Pushing the Limits of the Coronagraphic Occulters on HST/STIS

TL;DR

This paper re-evaluates the contrast performance of the HST/STIS coronagraph, develops a noise model, and demonstrates high-contrast imaging techniques that inform future space-based coronagraphic missions.

Contribution

It introduces a noise model for the STIS coronagraph and demonstrates improved contrast performance using advanced calibration and post-processing techniques.

Findings

Achieved better than 10^-6 contrast at 0.6"

Demonstrated contrast of 3×10^-5 at 0.25"
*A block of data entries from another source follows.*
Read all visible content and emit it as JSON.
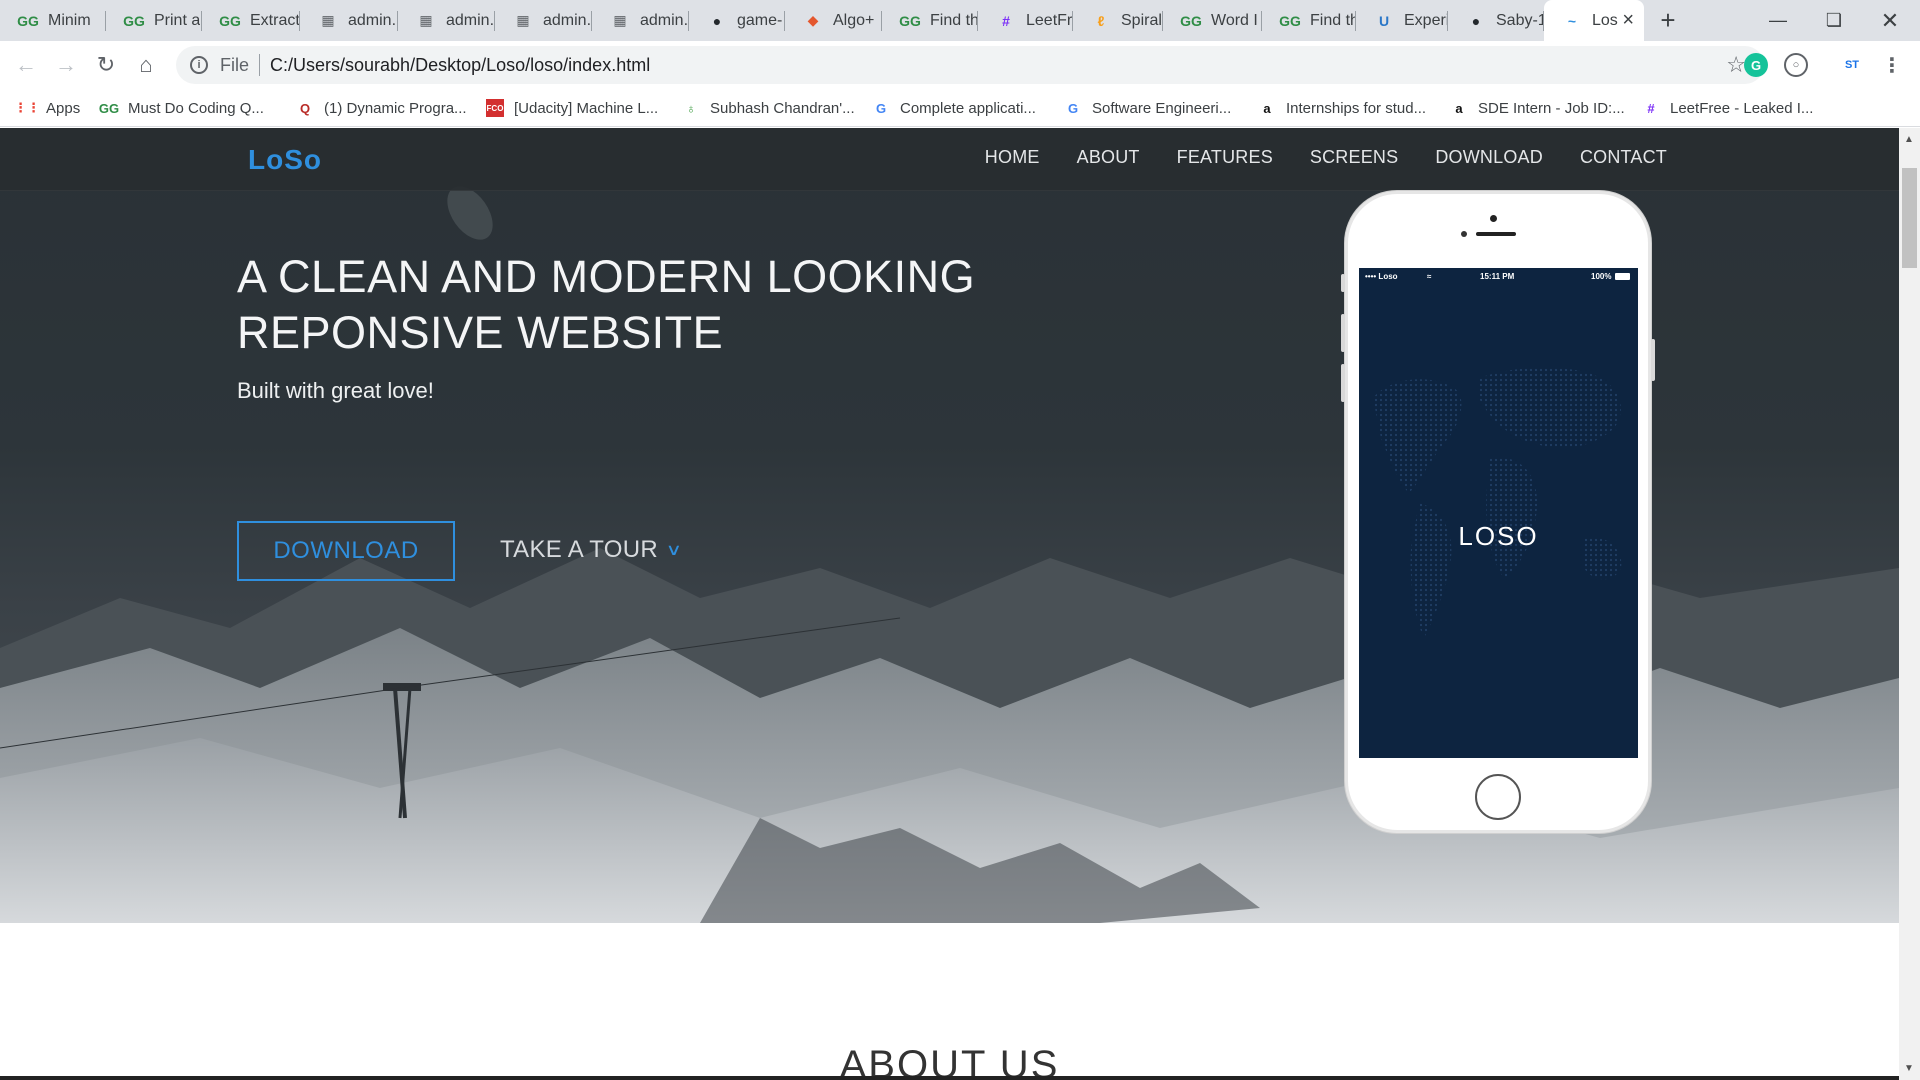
{
  "tabs": [
    {
      "title": "Minim",
      "icon": "gfg-icon",
      "glyph": "GG",
      "color": "#2f8d46"
    },
    {
      "title": "Print a",
      "icon": "gfg-icon",
      "glyph": "GG",
      "color": "#2f8d46"
    },
    {
      "title": "Extract",
      "icon": "gfg-icon",
      "glyph": "GG",
      "color": "#2f8d46"
    },
    {
      "title": "admin.",
      "icon": "admin-icon",
      "glyph": "▦",
      "color": "#5f6368"
    },
    {
      "title": "admin.",
      "icon": "admin-icon",
      "glyph": "▦",
      "color": "#5f6368"
    },
    {
      "title": "admin.",
      "icon": "admin-icon",
      "glyph": "▦",
      "color": "#5f6368"
    },
    {
      "title": "admin.",
      "icon": "admin-icon",
      "glyph": "▦",
      "color": "#5f6368"
    },
    {
      "title": "game-",
      "icon": "github-icon",
      "glyph": "●",
      "color": "#24292e"
    },
    {
      "title": "Algo+",
      "icon": "algo-icon",
      "glyph": "◆",
      "color": "#e4572e"
    },
    {
      "title": "Find th",
      "icon": "gfg-icon",
      "glyph": "GG",
      "color": "#2f8d46"
    },
    {
      "title": "LeetFre",
      "icon": "hash-icon",
      "glyph": "#",
      "color": "#7b2ff7"
    },
    {
      "title": "Spiral M",
      "icon": "leetcode-icon",
      "glyph": "ℓ",
      "color": "#f89f1b"
    },
    {
      "title": "Word I",
      "icon": "gfg-icon",
      "glyph": "GG",
      "color": "#2f8d46"
    },
    {
      "title": "Find th",
      "icon": "gfg-icon",
      "glyph": "GG",
      "color": "#2f8d46"
    },
    {
      "title": "Experie",
      "icon": "u-icon",
      "glyph": "U",
      "color": "#2a77c8"
    },
    {
      "title": "Saby-1",
      "icon": "github-icon",
      "glyph": "●",
      "color": "#24292e"
    },
    {
      "title": "Los",
      "icon": "loso-icon",
      "glyph": "~",
      "color": "#2f8fde"
    }
  ],
  "toolbar": {
    "info_glyph": "i",
    "file_label": "File",
    "url": "C:/Users/sourabh/Desktop/Loso/loso/index.html"
  },
  "bookmarks": [
    {
      "label": "Apps",
      "icon": "apps-icon",
      "glyph": "⋮⋮",
      "color": "#ea4335"
    },
    {
      "label": "Must Do Coding Q...",
      "icon": "gfg-icon",
      "glyph": "GG",
      "color": "#2f8d46"
    },
    {
      "label": "(1) Dynamic Progra...",
      "icon": "quora-icon",
      "glyph": "Q",
      "color": "#b92b27"
    },
    {
      "label": "[Udacity] Machine L...",
      "icon": "fco-icon",
      "glyph": "FCO",
      "color": "#d32f2f"
    },
    {
      "label": "Subhash Chandran'...",
      "icon": "leaf-icon",
      "glyph": "♁",
      "color": "#43a047"
    },
    {
      "label": "Complete applicati...",
      "icon": "google-icon",
      "glyph": "G",
      "color": "#4285f4"
    },
    {
      "label": "Software Engineeri...",
      "icon": "google-icon",
      "glyph": "G",
      "color": "#4285f4"
    },
    {
      "label": "Internships for stud...",
      "icon": "amazon-icon",
      "glyph": "a",
      "color": "#111111"
    },
    {
      "label": "SDE Intern - Job ID:...",
      "icon": "amazon-icon",
      "glyph": "a",
      "color": "#111111"
    },
    {
      "label": "LeetFree - Leaked I...",
      "icon": "hash-icon",
      "glyph": "#",
      "color": "#7b2ff7"
    }
  ],
  "site": {
    "logo": "LoSo",
    "nav": [
      "HOME",
      "ABOUT",
      "FEATURES",
      "SCREENS",
      "DOWNLOAD",
      "CONTACT"
    ],
    "headline": "A CLEAN AND MODERN LOOKING REPONSIVE WEBSITE",
    "subheadline": "Built with great love!",
    "download_label": "DOWNLOAD",
    "tour_label": "TAKE A TOUR",
    "phone": {
      "carrier": "•••• Loso",
      "time": "15:11 PM",
      "battery": "100%",
      "screen_logo": "LOSO"
    },
    "about_heading": "ABOUT US"
  },
  "colors": {
    "accent": "#2f8fde",
    "phone_screen": "#0d2440"
  }
}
Developed a noise model predicting future performance

Abstract

The Hubble Space Telescope (HST)/Space Telescope Imaging Spectrograph (STIS) contains the only currently operating coronagraph in space that is not trained on the Sun. In an era of extreme--adaptive-optics--fed coronagraphs, and with the possibility of future space-based coronagraphs, we re-evaluate the contrast performance of the STIS CCD camera. The 50CORON aperture consists of a series of occulting wedges and bars, including the recently commissioned BAR5 occulter. We discuss the latest procedures in obtaining high contrast imaging of circumstellar disks and faint point sources with STIS. For the first time, we develop a noise model for the coronagraph, including systematic noise due to speckles, which can be used to predict the performance of future coronagraphic observations. Further, we present results from a recent calibration program that demonstrates better than $10^{-6}$ point-source contrast at 0.6", ranging to $3\times10^{-5}$ point-source contrast at 0.25". These results are obtained by a combination of sub-pixel grid dithers, multiple spacecraft orientations, and post-processing techniques. Some of these same techniques will be employed by future space-based coronagraphic missions. We discuss the unique aspects of STIS coronagraphy relative to ground-based adaptive-optics--fed coronagraphs.